Question: "What is the significance of Gibeah in the Bible?"

Answer: Several places in the Bible are named Gibeah, which simply means “a hill.”

The most prominent Gibeah was a central city in the territory assigned to the tribe of Benjamin (Joshua 18:28) located about five miles north of Jerusalem. Gibeah of Benjamin was the hometown of Saul (1 Samuel 10:26) and sometimes referred to in the Bible as “Gibeah of Saul” (1 Samuel 11:4; 15:34; Isaiah 10:29). Its inhabitants were called the Gibeathites (1 Chronicles 12:3). After Saul was anointed king over Israel, he returned to live in Gibeah and made it the royal capital during his reign (1 Samuel 10:26; 22:6; 23:19).

Earlier, in the book of Judges, chapters 19—21, Gibeah of Saul was the scene of a horrific rape and murder that resulted in an intertribal war against the tribe of Benjamin. A Levite and his concubine were traveling from Bethlehem to Ephraim and stopped for lodging in Gibeah. Since Israelites lived in Gibeah, they expected to be warmly received. But no one offered them hospitality except an old man originally from Ephraim.

During the night, some wicked men of Gibeah went to the old man’s house and demanded to have sex with the Levite visitor. The old man was so ashamed of their outrageous conduct that he offered the men his virgin daughter and the Levite’s concubine. The townsmen refused, so the Levite sent his concubine outside. Through the night, the men of Gibeah raped and abused the woman and then left her for dead. To bring attention to this outrage, the Levite chopped up the concubine’s body into twelve parts and sent one to each of the tribes of Israel. The other tribes took vengeance by killing the inhabitants of Gibeah and devastating the tribe of Benjamin. So horrendous was this brutal crime that it became a lingering symbol of Israel’s wickedness and sin (Hosea 9:9; 10:9).

Another tragic event that occurred in Gibeah of Saul is recorded in 2 Samuel 21. When David was king, a famine plagued Israel for three years. The Lord told David the reason for the scarcity: “It is on account of Saul and his blood-stained house; it is because he put the Gibeonites to death” (2 Samuel 21:1). David then asked the Gibeonites (to be distinguished from the Gibeathites) what he could do to repay them, and they asked for seven of Saul’s sons to be put to death. King David gave them two of Saul’s sons and five of his grandsons, and they were hanged in Gibeah (2 Samuel 21:8–9).

The Bible identifies another city named Gibeah in the hill country of the tribe of Judah, southwest of Jerusalem (Joshua 15:57). Scholars believe this Gibeah may have been the home of King Abijah’s wife Maakah (2 Chronicles 13:2) and possibly a place named after one of Caleb’s descendants (1 Chronicles 2:49). The exact location of this Gibeah is unknown.

A town in the hill country of the tribe of Ephraim was also called Gibeah. Aaron’s son Eleazar was buried there, and his son Phineas inherited the land (Joshua 24:33). The precise location of this Gibeah remains uncertain as well.
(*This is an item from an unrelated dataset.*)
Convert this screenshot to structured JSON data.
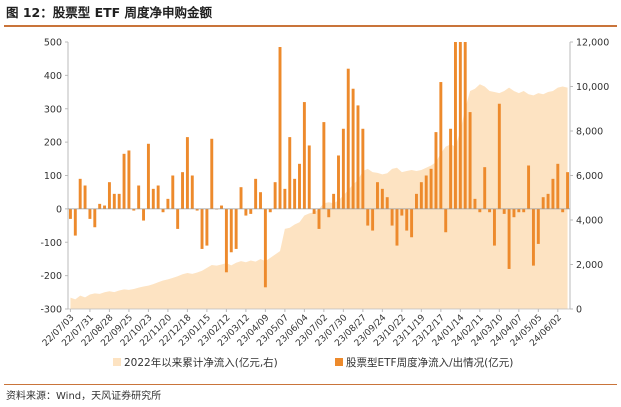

Gibeah of God, Gibeath-elohim, meaning “hill of God,” was the site where the prophet Samuel predicted that the recently anointed King Saul would meet a company of prophets and prophesy together with them there (1 Samuel 10:5–6).

Another Gibeah, Gibeath-haaraloth, meaning “hill of the foreskins,” was the spot between the Jordan River and Jericho, near Gilgal, where Joshua used flint knives to circumcise the sons of Israel that had been born during the 40 years of wandering the wilderness (Joshua 5:3).

In the KJV, Gibeah, a hill near Kiriath-jearim, was where Abinadab housed the ark of the covenant after its return from the Philistines until David transported it to the house of Obed-edom (1 Samuel 7:1; 2 Samuel 6:1–4;). Most other translations simply say that Abinadab lived “on the hill,” but the Hebrew word used is a form of Gibeah.